La clôture de cette manifestation a eu lieu ce jeudi à la salle El-Mouggar, en présence de Mme la ministre de la Culture, Khalida Toumi, le directeur de la culture de Tizi-Ouzou, le grand chanteur Lounis Aït Menguellet, et bien d’autres importantes personnalités. Le programme de clôture était particulièrement riche et diversifié.
Le public de la capitale a vécu cinq jours d’événements culturels qui ont représenté la richesse de l’une des merveilleuses régions de la Kabylie, Tizi-Ouzou, en l’occurrence. La fin était aussi magnifique que le début. La direction de la culture est à félicité dans la mesure où elle a réussi à bien gérer le programme de clôture.
Ce dernier a consisté, en début de soirée, en la prestation de la troupe polyphonique de la direction de l’éducation de cette wilaya, qui regroupe dans son ensemble des professeurs et deux directeurs. Elle a présenté cinq chants : El farh amokrane (Idir), aya lkhir inou (patrimoine chanté par Idir), iniyid aya tefress (Brahim Izri), ourgagh (Brahim Izri),Talouite qui est composée (parole est musique) par la troupe.
La chorale était dirigée par le maestro Kaci Ahmed. Cette troupe a obtenu le premier prix, l’année dernière au festival de Sétif. Entre autres, la danse kabyle était aussi présente, par le ballet Asirem Beni Yenni intitulé » Circoncision « , elle a été créée en 1982 par M. Adel Abdelhamid qui définit cette danse par » danse libre « . Elle a effectué plusieurs tournées en Algérie et à l’étranger (France, Belgique, La Russie). Ce ballet a eu le premier prix en 2000 de la meilleure danse. » Dhebbalen » étaient aussi présents par la troupe Ikhulaf Tizi-Ouzou.
La fin de cette soirée a été réservée au jeune chanteur à la voix divine et prenante, Mohamed Allaoua, pour qui, la salle a affiché complet, les retardataires n’ayant pas réussi à trouver de place. Ce chanteur qui a connu un grand succès fait son entrée sur scène.
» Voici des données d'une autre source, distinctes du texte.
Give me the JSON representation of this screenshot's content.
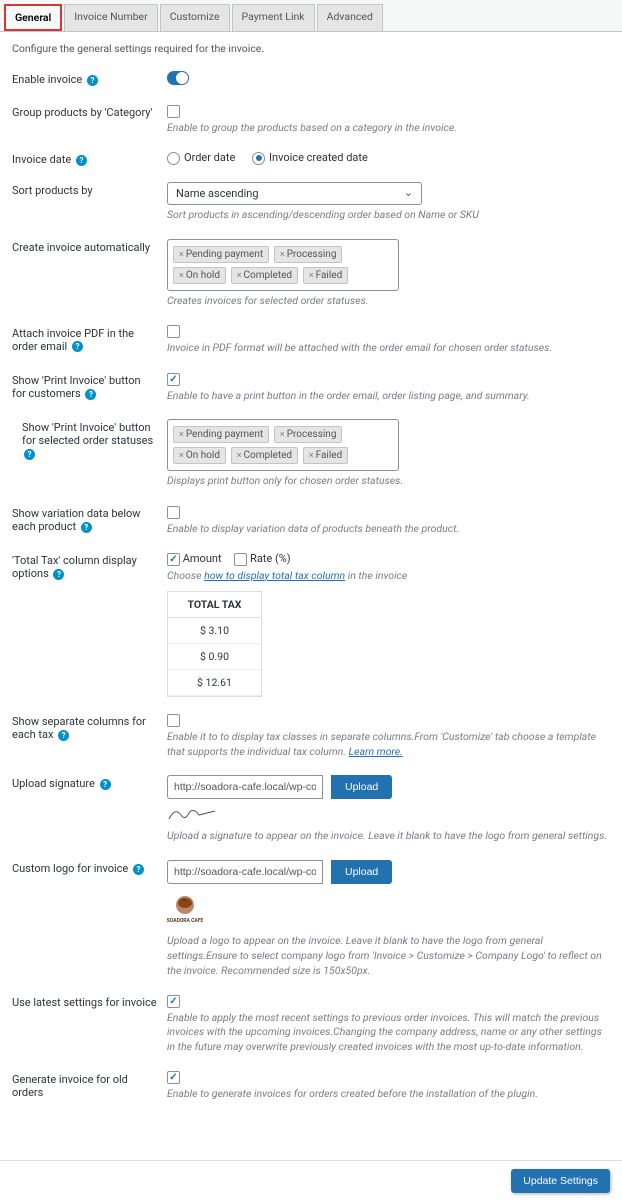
{
  "tabs": [
    "General",
    "Invoice Number",
    "Customize",
    "Payment Link",
    "Advanced"
  ],
  "intro": "Configure the general settings required for the invoice.",
  "labels": {
    "enable": "Enable invoice",
    "group": "Group products by 'Category'",
    "group_hint": "Enable to group the products based on a category in the invoice.",
    "inv_date": "Invoice date",
    "order_date": "Order date",
    "created_date": "Invoice created date",
    "sort": "Sort products by",
    "sort_val": "Name ascending",
    "sort_hint": "Sort products in ascending/descending order based on Name or SKU",
    "auto": "Create invoice automatically",
    "auto_hint": "Creates invoices for selected order statuses.",
    "attach": "Attach invoice PDF in the order email",
    "attach_hint": "Invoice in PDF format will be attached with the order email for chosen order statuses.",
    "print_btn": "Show 'Print Invoice' button for customers",
    "print_hint": "Enable to have a print button in the order email, order listing page, and summary.",
    "print_status": "Show 'Print Invoice' button for selected order statuses",
    "print_status_hint": "Displays print button only for chosen order statuses.",
    "variation": "Show variation data below each product",
    "variation_hint": "Enable to display variation data of products beneath the product.",
    "total_tax": "'Total Tax' column display options",
    "amount": "Amount",
    "rate": "Rate (%)",
    "tax_hint1": "Choose ",
    "tax_link": "how to display total tax column",
    "tax_hint2": " in the invoice",
    "tax_header": "TOTAL TAX",
    "tax_r1": "$ 3.10",
    "tax_r2": "$ 0.90",
    "tax_r3": "$ 12.61",
    "sep_tax": "Show separate columns for each tax",
    "sep_tax_hint": "Enable it to to display tax classes in separate columns.From 'Customize' tab choose a template that supports the individual tax column. ",
    "learn": "Learn more.",
    "upload_sig": "Upload signature",
    "sig_val": "http://soadora-cafe.local/wp-content/up",
    "upload": "Upload",
    "sig_hint": "Upload a signature to appear on the invoice. Leave it blank to have the logo from general settings.",
    "logo": "Custom logo for invoice",
    "logo_val": "http://soadora-cafe.local/wp-content/up",
    "logo_hint": "Upload a logo to appear on the invoice. Leave it blank to have the logo from general settings.Ensure to select company logo from 'Invoice > Customize > Company Logo' to reflect on the invoice. Recommended size is 150x50px.",
    "latest": "Use latest settings for invoice",
    "latest_hint": "Enable to apply the most recent settings to previous order invoices. This will match the previous invoices with the upcoming invoices.Changing the company address, name or any other settings in the future may overwrite previously created invoices with the most up-to-date information.",
    "gen_old": "Generate invoice for old orders",
    "gen_old_hint": "Enable to generate invoices for orders created before the installation of the plugin.",
    "update": "Update Settings"
  },
  "statuses": [
    "Pending payment",
    "Processing",
    "On hold",
    "Completed",
    "Failed"
  ]
}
Arborant un sourire, il salue son public élégamment. Dès qu’il prit sa guitare la salle est en délire : des applaudissements et des youyous fusent de partout. Il ajuste son instrument et débute la soirée par la chanson du défunt chikh Nour Ddine, qui a été un grand succès » Allo triciti « . » J’adore les youyous » lance-t-il, puis la fête se poursuit avec d’autres chansons proposées par le public. En outre, il a rendu un hommage au défunt Matoub Lounes en chantant l’une de ses divines chansons.
Les organisateurs ont tenu à clôturer la soirée en faisant honneur à l’un des illustre pionniers de la chanson kabyle, Lounis Ait Menguellet, pour ses quarante années de carrière. A cet effet,
Mme Khalida Toumi lui a décerné un trophée et lui a offert un bouquet de fleurs, sous les applaudissements et les youyous du public.
La soirée s’est donc terminée en apothéose, tant elle était agréable grâce, il faut le reconnaître, à une excellente organisation et à une bonne prise en charge des participant, ce qui transparaissait à travers la satisfaction du public.